Welches Talent? In all den Unterrichtsstunden, die sie durchlitten hatte, war ihr kein besonderes Talent aufgefallen, das man gefördert hätte. Im Grunde hielt man sie nur pausenlos beschäftigt.
Vorsichtig kroch sie zurück zum Fenster und schlüpfte wieder in ihr Zimmer. Sie schlotterte vor Kälte. Sie schloss das Fenster und hielt den Griff fest, presste die Stirn gegen das Glas. Die dunkle Nacht draußen stellte mit einem Mal keinen Schutz mehr dar, sondern eine Bedrohung.

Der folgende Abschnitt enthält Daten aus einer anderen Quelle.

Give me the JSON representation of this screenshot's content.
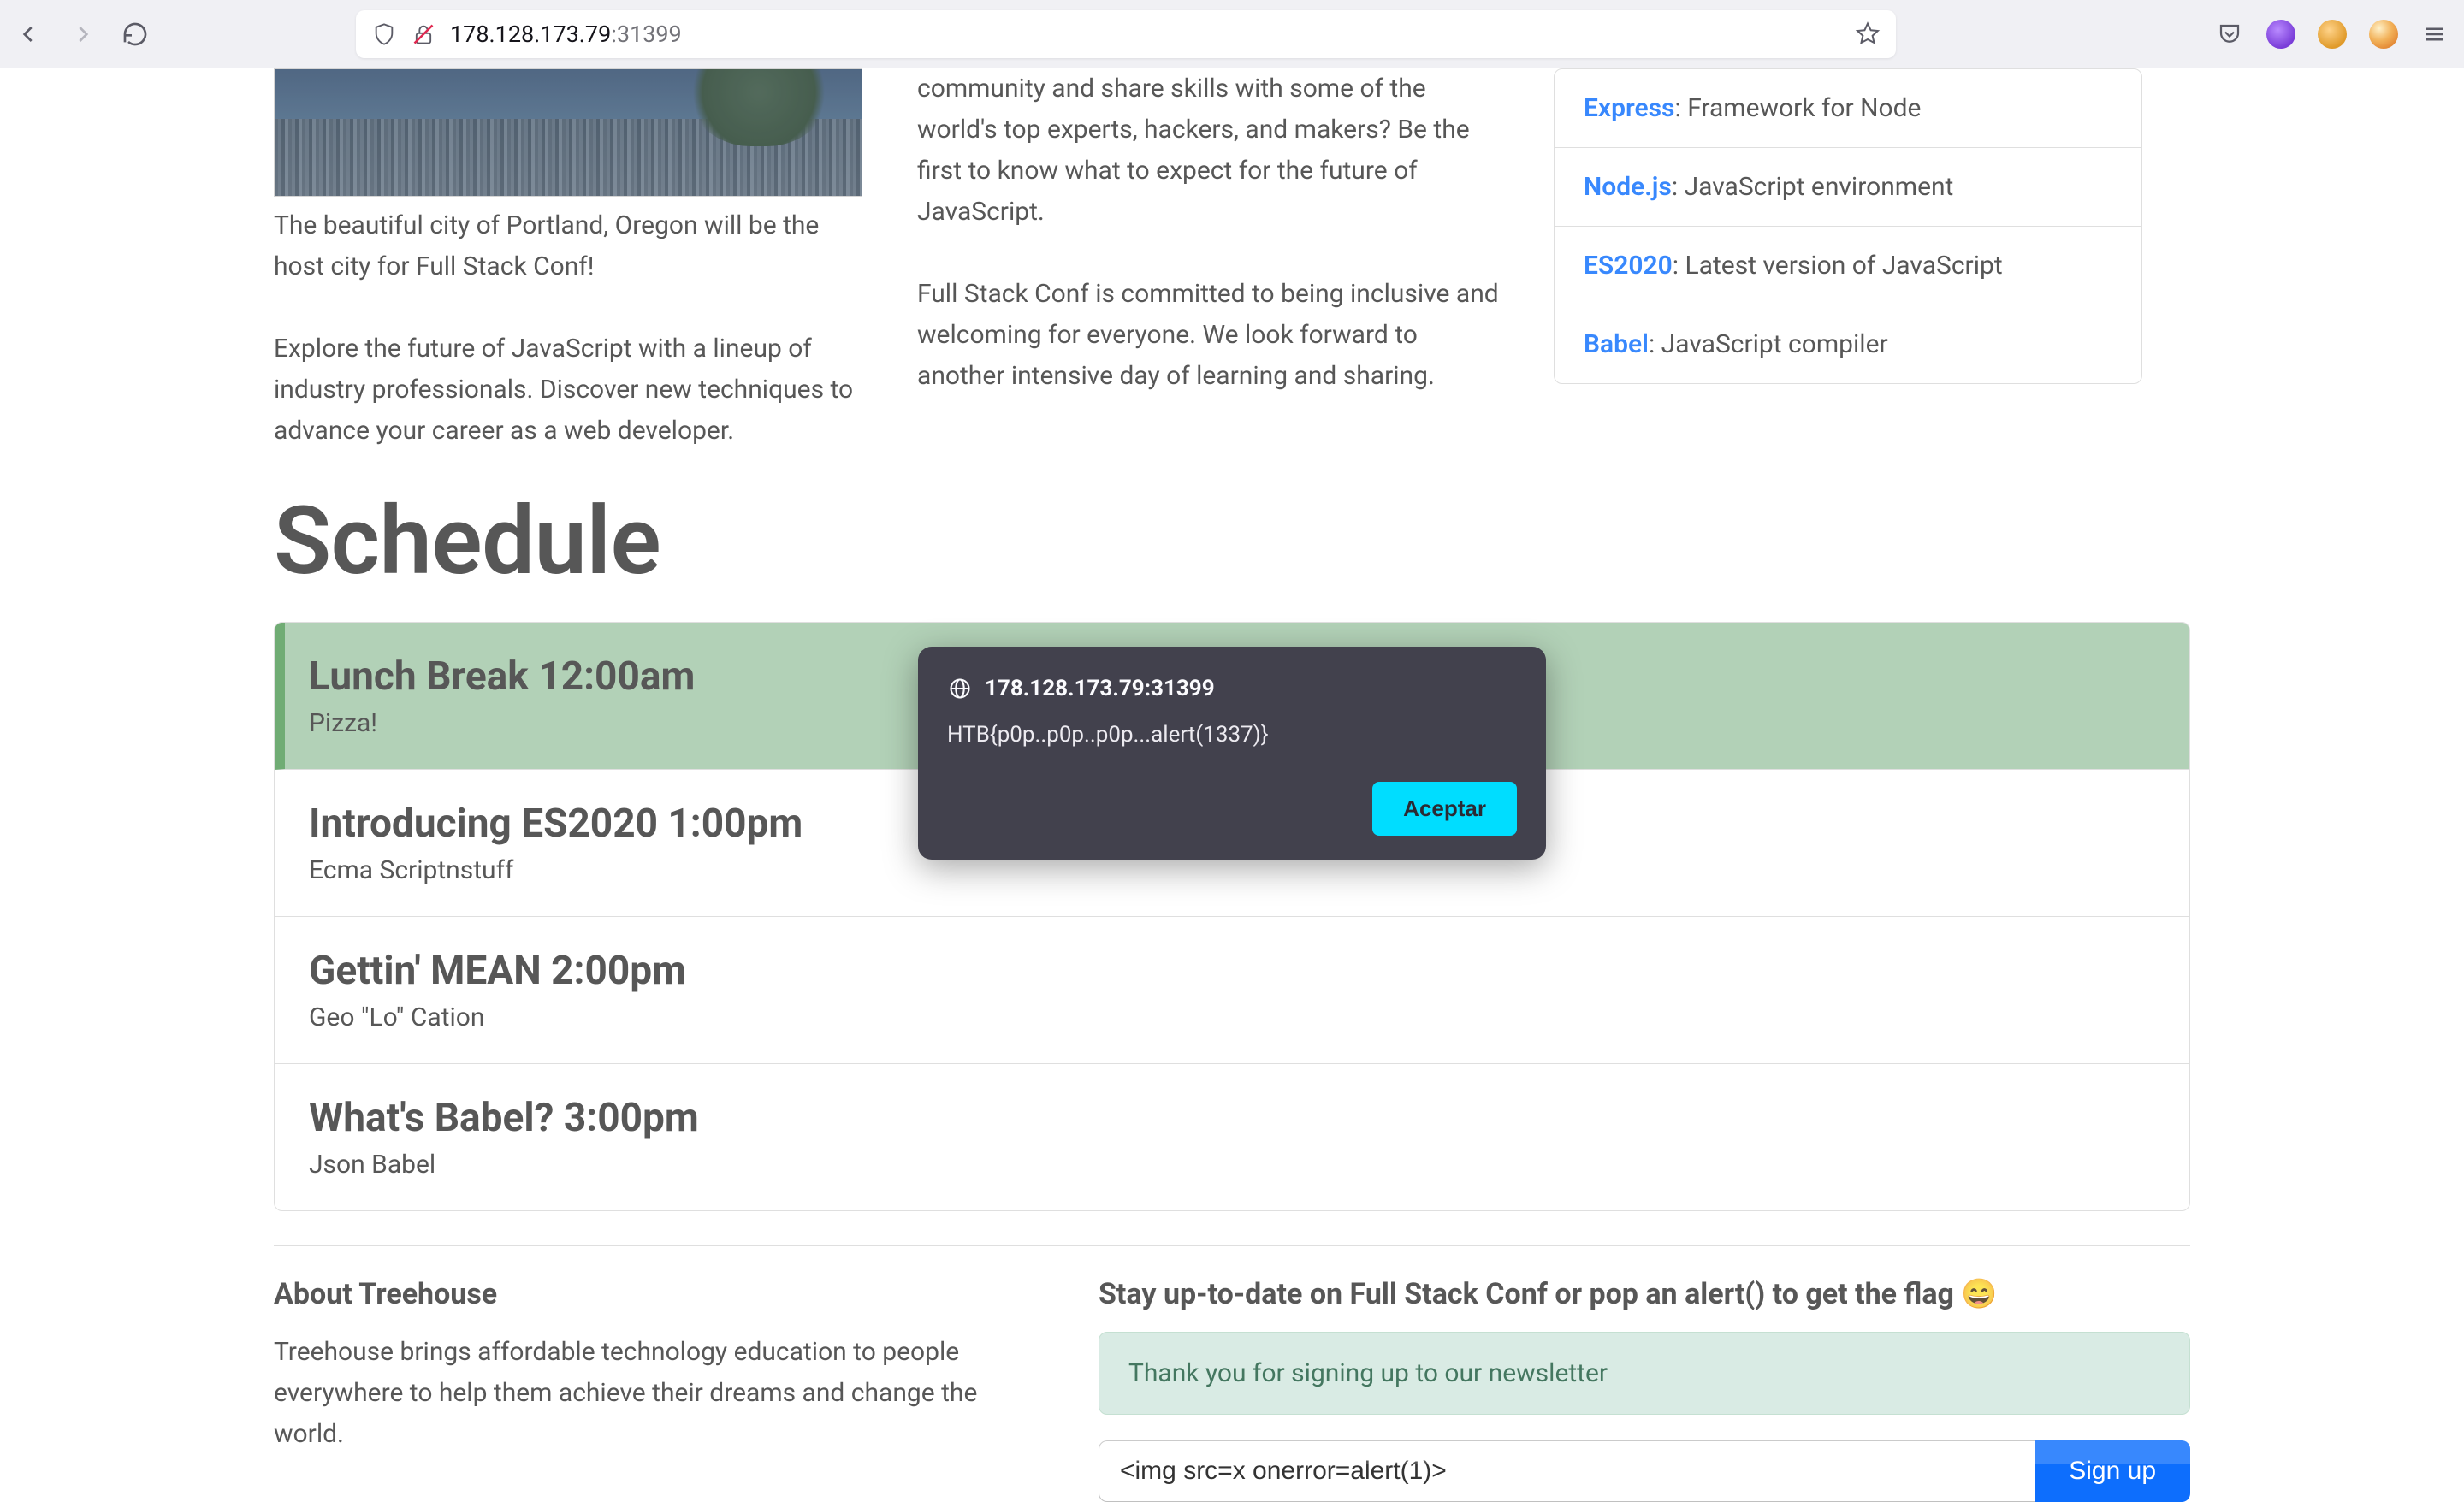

Kein Trost war mehr aus ihr holen. Trost war draußen geblieben, nichts als eine heimtückische Illusion, eine hinterhältige Phantasterei, die ihrem dummen Kopf entsprungen war.
Jetzt spürte sie sie wieder, die schwarzen, monströsen Kreaturen, die in ihrem Gemüt auf sie lauerten, hinter ihrer eigenen Wahrnehmung Verstecken spielten. Dornig waren sie, dürrbeinig krabbelten sie geschwind an der Außenkante ihrer Phantasie entlang. Ganz nah. Viel zu nah. Sie gehörten zur Nacht, in der sie sich zu verstecken versucht hatte.
Sie schauderte und überprüfte die Fenster noch einmal. Mit einer entschlossenen Bewegung zog sie die Vorhänge zu.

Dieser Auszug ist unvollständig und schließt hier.